Some Things Change, Some Don't
There was a time when a homeowner, envious of a neighbor's green, weed-free lawn, would dash out their front door, flag down a lawn spray truck and sign up for service on the spot.
That's how some of the first ChemLawn spray technicians tell it. They swear it's true.
A lot has changed since the early 1970s when millions of North American home- owners began embracing professional lawn care thanks to ChemLawn's success in giving them uniformly green, beautiful turfgrass. But, it's also true that aggressive marketing contributed to professional lawn care's growth and to ChemLawn's amazing success as a brand, which lasted through the mid-1980s.
ChemLawn wasn't the country's first lawn application company, not by at least a decade, but its name became synonymous with the service. Go ahead, ask a friend to name a lawn care company. My guess is that, more often than not, their response will be ChemLawn. Remarkably, that's even though the company disappeared as a separate brand 20 years ago.
Obviously, a lot has changed from lawn care's infancy to today, including ChemLawn's exit from the industry, even after being the industry leader for almost two decades.
Those of us that were around when ChemLawn was ramping into full mojo almost 40 years ago have experienced some remarkable advances in technology. Who among us then imagined hybrid cars, smartphones, the Internet, Netflix?
But, some of the changes haven't been quite so good. For instance, back then when we handed a gas station attendant (gas station attendant?) a dollar, he would pump three gallons of gas into our V-8s, and then promptly squeegee the bugs off our car's windshield. That was pre-OPEC oil embargo, of course. Then there's the absurdity of paying as much for a bottle of water as for a Budweiser.
What hasn't changed much the past 40 years is homeowners' appreciation for professional lawn care. Some of the same marketing strategies to sell lawn care have remained constant, as well. The ongoing popularity of service, even through the confidence-shaking 2008 recession, is evidence that these strategies (direct-mail, door-to-door canvasing) continue to deliver results, at least to one degree or another.
While no lawn care company can survive without delivering green and weed-free lawns, marketing that leads to customers signing their names on contracts is equally vital to every company's survival and success.
There's likely no better example of that than the rise of TruGreen, which started in the mid-1970s as an impudent upstart to ChemLawn. Indeed, from its founding in central Michigan through its rise becoming the biggest lawn care company in the world in the 1990s, competitors often half mockingly referred to it as a marketing company that just happened to do lawn care. They were obviously reacting to the company's success in selling its services, especially its proficiency in using telemarketing to acquire clients.
The company realized, probably better than most of its competitors, that marketing is as vital to gaining market share as is a company's ability to green homeowners' lawns.
In 1990, ServiceMaster acquired rapidly growing TruGreen. Two years later, ServiceMaster and its TruGreen division gobbled up ChemLawn. In final analysis, TruGreen survived because it evolved into a better and more-aggressive marketer than ChemLawn.
Don't get gobbled up yourself.

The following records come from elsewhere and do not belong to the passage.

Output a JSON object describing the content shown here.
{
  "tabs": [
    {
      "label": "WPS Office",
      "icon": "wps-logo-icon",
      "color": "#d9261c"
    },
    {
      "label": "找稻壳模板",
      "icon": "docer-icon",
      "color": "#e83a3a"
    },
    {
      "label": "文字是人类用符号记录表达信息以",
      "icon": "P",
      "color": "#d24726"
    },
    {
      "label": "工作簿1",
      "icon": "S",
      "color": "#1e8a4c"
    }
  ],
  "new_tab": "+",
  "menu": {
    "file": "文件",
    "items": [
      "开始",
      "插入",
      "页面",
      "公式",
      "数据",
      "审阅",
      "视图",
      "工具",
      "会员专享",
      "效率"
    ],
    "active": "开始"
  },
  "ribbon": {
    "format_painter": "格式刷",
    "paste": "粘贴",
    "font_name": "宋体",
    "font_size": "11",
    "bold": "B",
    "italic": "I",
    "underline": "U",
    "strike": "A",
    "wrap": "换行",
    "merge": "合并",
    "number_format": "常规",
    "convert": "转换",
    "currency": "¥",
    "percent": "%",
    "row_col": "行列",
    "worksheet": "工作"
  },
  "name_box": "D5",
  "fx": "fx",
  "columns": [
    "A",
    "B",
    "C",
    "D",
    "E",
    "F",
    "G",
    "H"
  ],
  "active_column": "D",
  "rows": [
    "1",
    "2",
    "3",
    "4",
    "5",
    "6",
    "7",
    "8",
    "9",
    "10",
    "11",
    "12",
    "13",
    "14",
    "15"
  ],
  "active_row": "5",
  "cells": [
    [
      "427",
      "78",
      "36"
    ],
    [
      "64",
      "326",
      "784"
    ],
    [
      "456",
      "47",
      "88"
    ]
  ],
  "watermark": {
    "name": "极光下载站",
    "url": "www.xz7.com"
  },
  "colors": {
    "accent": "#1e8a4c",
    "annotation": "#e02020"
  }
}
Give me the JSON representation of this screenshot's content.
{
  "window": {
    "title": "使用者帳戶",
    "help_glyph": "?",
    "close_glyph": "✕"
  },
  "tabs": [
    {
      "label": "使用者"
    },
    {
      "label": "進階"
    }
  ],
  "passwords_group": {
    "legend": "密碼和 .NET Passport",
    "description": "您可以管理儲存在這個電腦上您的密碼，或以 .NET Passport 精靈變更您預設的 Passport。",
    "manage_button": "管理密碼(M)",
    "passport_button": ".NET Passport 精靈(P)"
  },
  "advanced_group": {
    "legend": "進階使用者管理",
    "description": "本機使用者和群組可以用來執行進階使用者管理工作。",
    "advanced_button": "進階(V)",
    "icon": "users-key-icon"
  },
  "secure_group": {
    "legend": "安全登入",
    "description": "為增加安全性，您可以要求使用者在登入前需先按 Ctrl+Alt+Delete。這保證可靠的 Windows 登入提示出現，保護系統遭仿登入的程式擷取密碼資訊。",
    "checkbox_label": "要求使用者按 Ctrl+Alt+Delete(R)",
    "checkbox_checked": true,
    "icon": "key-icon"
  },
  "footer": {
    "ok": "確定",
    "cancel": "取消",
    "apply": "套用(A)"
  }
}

Check out the great lawn care marketing tips we share in our feature article starting on page A8.
Get It, Read It, Share It
Taking advantage of a lazy, winter day, I polished off a book I've been meaning to read since acquiring it at the 2011 Green Industry Expo. If you haven't read the book, add it to your library and read it when you get a chance. It'll tell you, sharing the stories of top industry company owners, what you need to do to be a success in the landscape/lawn service industry.
The book is "The Professional Entrepreneur, When Cowboys Grow Up" by William "Bill" Hildebolt, owner of Nature's Select Premium Turf Services. Nature's Select is a company that offers high-end, lawn care services in Winston-Salem, N.C. His 18-year-old company uses proprietary agronomic principles that he and his family developed years ago on their farm in southwest Ohio.
Bill draws upon all of his experiences and those of other successful land care company owners to share valuable and, sometimes, personal insights on professionalism and entrepreneurship. He obviously put an incredible amount of thought and effort in writing this book, and it shows because of the great amount of practical information it contains. It's a fun read, too.
Hildebolt, a past president of PLANET, has been generous to our industry, and this book, available by going to the bookstore at the PLANET website (www.landcarenetworkstore.org) may be his most lasting contribution.
By the way, all proceeds from the sale of "The Professional Entrepreneur" go directly to the PLANET Academic Excellence Foundation. Buy it. Read it. Share it.